Side note: at first I thought it was related to #275 but a) I was unable to recreate the issue there, b) inspecting the behavior of the forked pre-execve code doesn't show that it's excepting in this case (it's the parent process' IO threads only) and c) I can get this both with pty on and off.

@bitprophet
Member
bitprophet commented May 28, 2016 edited

Think I have a working test for this; sure, it makes the test suite hang instead of error, but I honestly don't see a good way to surface it otherwise (besides a timer thread or whatever, but I don't care hard enough right now). Travis will surface it via its own native timeout, local users will notice pretty fast since even the integration suite takes <10s to run normally.

(Downside is it requires knowing where a good, large textfile is to cat, but meh. Both Darwin and Travis' Docker image have /usr/share/dict/words, so.)

On to the solution...

@bitprophet
Member

Hm, one wrinkle in my plan, while we control the wait-loop for the PTY use case, we do not control it for the regular-subprocess use case (it's buried in Popen.wait). Hopefully can just switch to Popen.poll instead...

@bitprophet
Member

Also, getting this working (again, if it even DOES work) will require some code shuffling, since at the moment the entirety of Runner.wait is abstract, but this "side" of the problem (testing whether the IO threads have died) should be in the parent class.

@bitprophet
Member
bitprophet commented May 28, 2016 edited

Hrm, even in the PTY branch, the while loop seems to not do jack, os.waitpid appears to be blocking, when the loop & comments within implies it would not. But the docs say nothing about this "it returns right away with pid==0" stuff - 99.9% sure that we were following older code using WNOHANG, which would generate nonblocking, returning-0 behavior.

Unfortunately, the comment links to https://github.com/pexpect/ptyprocess/blob/4058faa05e2940662ab6da1330aa0586c6f9cd9c/ptyprocess/ptyprocess.py#L680-L687 which implies that WNOHANG doesn't work right on Linux; further, the docs for os.waitpid themselves say that the options param doesn't do jack on Windows.

I was apparently suspicious in the past about that assertion re: WNOHANG, and in basic testing on Debian, it does work just as well as on Darwin, implying the pexpect note is outdated or something. That still leaves us with Windows as a possible issue, but I wonder if Windows even has this particular problem re: pipes filling up (wouldn't be too surprised if it did, but, all bets are really off).

Looked for an alternative to using the 'nonblocking wait' strategy, but I don't see anything in os for checking proc status that is reliably cross-platform yet also allows accessing exit status; even e.g. psutil only seems to offer variants on wait.

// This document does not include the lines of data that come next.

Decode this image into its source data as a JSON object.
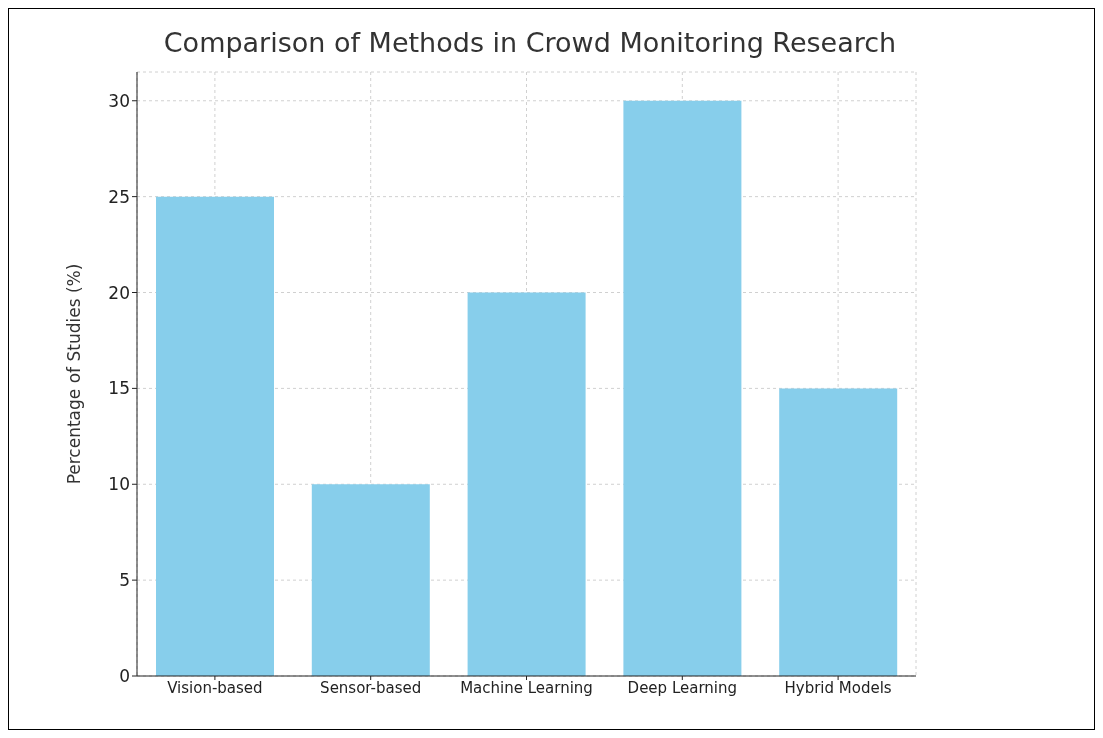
{
  "chart_data": {
    "type": "bar",
    "title": "Comparison of Methods in Crowd Monitoring Research",
    "ylabel": "Percentage of Studies (%)",
    "categories": [
      "Vision-based",
      "Sensor-based",
      "Machine Learning",
      "Deep Learning",
      "Hybrid Models"
    ],
    "values": [
      25,
      10,
      20,
      30,
      15
    ],
    "color": "#87ceeb",
    "ylim": [
      0,
      31.5
    ],
    "yticks": [
      0,
      5,
      10,
      15,
      20,
      25,
      30
    ],
    "grid": true
  }
}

So for now, I think "nonblocking wait" is gonna have to be it; if this means this bug is non-solvable on Windows, so be it. Ideally it will only ever be surfaced by other, legit, fixable bugs in the IO threads, so.

@bitprophet
Member

Have this working well for the PTY use case.

For the non-PTY case, I have it "working" insofar as I appear able to poll the subprocess' exit state as guessed above - so Runner.wait correctly notices the IO thread dying and aborts.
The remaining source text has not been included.